On the narrow strip I wrote my sentiment. I did this confidently as I knew if I got it wrong I could always write it again – I’d not ruin my dangle design in any way. I then trimmed the strip close to the start and end of the sentiment.
Next, I coloured the wider strip of paper with victorian velvet Distress Ink. I trimmed one piece so it was just a little longer than the sentiment. Then, I cut two rectangles from the coloured strip. I cut triangular notches into one end of each of the rectangles. I used the sponge applicator to make sure the edges of the coloured pieces, including inside the notches, and the sentiment strip coloured. By doing this, there’s a darker edge to the pieces and this defines them against the background. The final step in making the banner was to glue the pieces together as shown in the photo.
I cut two pieces of mixed media paper for the front of the card. The smaller one I made a little narrower than the sentiment banner; I wanted the ribbon to hang over the edge a little. I used a pencil to mark where I wanted the banner to sit on the card. I then used a pencil to mark out the centre of the card so I could position my dangle centrally.
Above where the ribbon would sit I wanted to place an arrangement of pot plants – succulents and a cacti. Below I wanted a fairly simple dangle, but one that had elements that appeared in the arrangement of pot plants. I drew these with a 05 Uniball Unipin Pen.
I then wanted to colour the two pieces of mixed media paper before I coloured the designs in.
For the larger one I used Peacock Feathers, Bundled Sage, Weathered Wood and Tumbled Glass Distress Inks to colour the whole of the paper panel. I edged this panel with Faded Denim Distress Ink. Then, I lightly sprayed the panel with water so that I’d get some faded watermarks as a texture in the colour.
For the upper panel, I used a very light hand to add the same Distress Inks to the paper, but in a much paler shade. I also edged this panel with the Faded Denim Distress Ink. I realised it hadn’t erased the pencil guidelines before I added the Distress Ink so when I went to erase them they wouldn’t fully erase. I’d forgotten that I had to do that! Still, it adds a bit to the distressed feel of the cards, that and the damage marks that were on the larger panel too.

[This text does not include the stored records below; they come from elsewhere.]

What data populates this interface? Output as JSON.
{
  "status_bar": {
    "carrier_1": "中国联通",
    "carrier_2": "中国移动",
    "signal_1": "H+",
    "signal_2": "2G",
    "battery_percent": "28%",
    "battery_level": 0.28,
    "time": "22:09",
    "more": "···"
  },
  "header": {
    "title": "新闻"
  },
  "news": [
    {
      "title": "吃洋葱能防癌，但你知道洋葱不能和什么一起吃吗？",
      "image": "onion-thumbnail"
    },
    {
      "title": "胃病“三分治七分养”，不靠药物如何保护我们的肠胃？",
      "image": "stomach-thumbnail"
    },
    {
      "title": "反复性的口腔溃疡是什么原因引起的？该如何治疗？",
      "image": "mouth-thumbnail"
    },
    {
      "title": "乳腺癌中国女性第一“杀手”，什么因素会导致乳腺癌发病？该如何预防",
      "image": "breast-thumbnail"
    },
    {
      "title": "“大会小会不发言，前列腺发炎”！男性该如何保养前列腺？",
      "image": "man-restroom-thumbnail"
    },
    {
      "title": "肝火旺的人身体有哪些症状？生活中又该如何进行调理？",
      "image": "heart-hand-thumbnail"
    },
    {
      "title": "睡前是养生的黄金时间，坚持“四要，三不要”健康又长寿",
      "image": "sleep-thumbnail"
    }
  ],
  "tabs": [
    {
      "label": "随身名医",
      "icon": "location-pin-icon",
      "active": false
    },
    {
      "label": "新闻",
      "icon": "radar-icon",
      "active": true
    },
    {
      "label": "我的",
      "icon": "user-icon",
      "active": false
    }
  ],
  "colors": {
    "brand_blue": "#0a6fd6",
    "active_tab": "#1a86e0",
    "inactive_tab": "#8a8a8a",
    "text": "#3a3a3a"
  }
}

To colour the dangle design I used Mitsubishi Uni coloured pencils. I used a fairly limited palette across the design.
The last two steps before assembling the card were add dots of gold ink and some shiny adhesive crystal gems.
To assemble the card I used glue to adhere the lower panel directly to the card. I then used foam squares to adhere the dangle design panel to the lower panel and the sentiment ribbon to the dangle design panel. This card has quite a bit of dimension to it.
My final job was to decorate the envelope. I decided to draw some pot plants and some of the daisies along the bottom. I added some butterflies to the left as the area above the pot plant seemed empty, unbalance. I haven’t coloured the envelope in as I’m in two minds whether to or not. Also, it would be nice to edge the envelope with the Faded Jeans Distress ink too, maybe even colouring the envelope with the same Distress Inks as the card. There’s also the back flap of the envelope that would benefit from a little potted succulent drawing I think.
Distress Inks are water-reactive, so if I do this, once the envelope is addressed a light application of Micro Glaze would seal the colour in so it wouldn’t be damaged in the mail.
I’m actually quite pleased with this card. It’s got me thinking about how to do more of this kind of stuff – card making the ‘Angela’ way!
If you give making cards like this a go, I’d love to see what you create! Happy art-ing, lettering and crafting!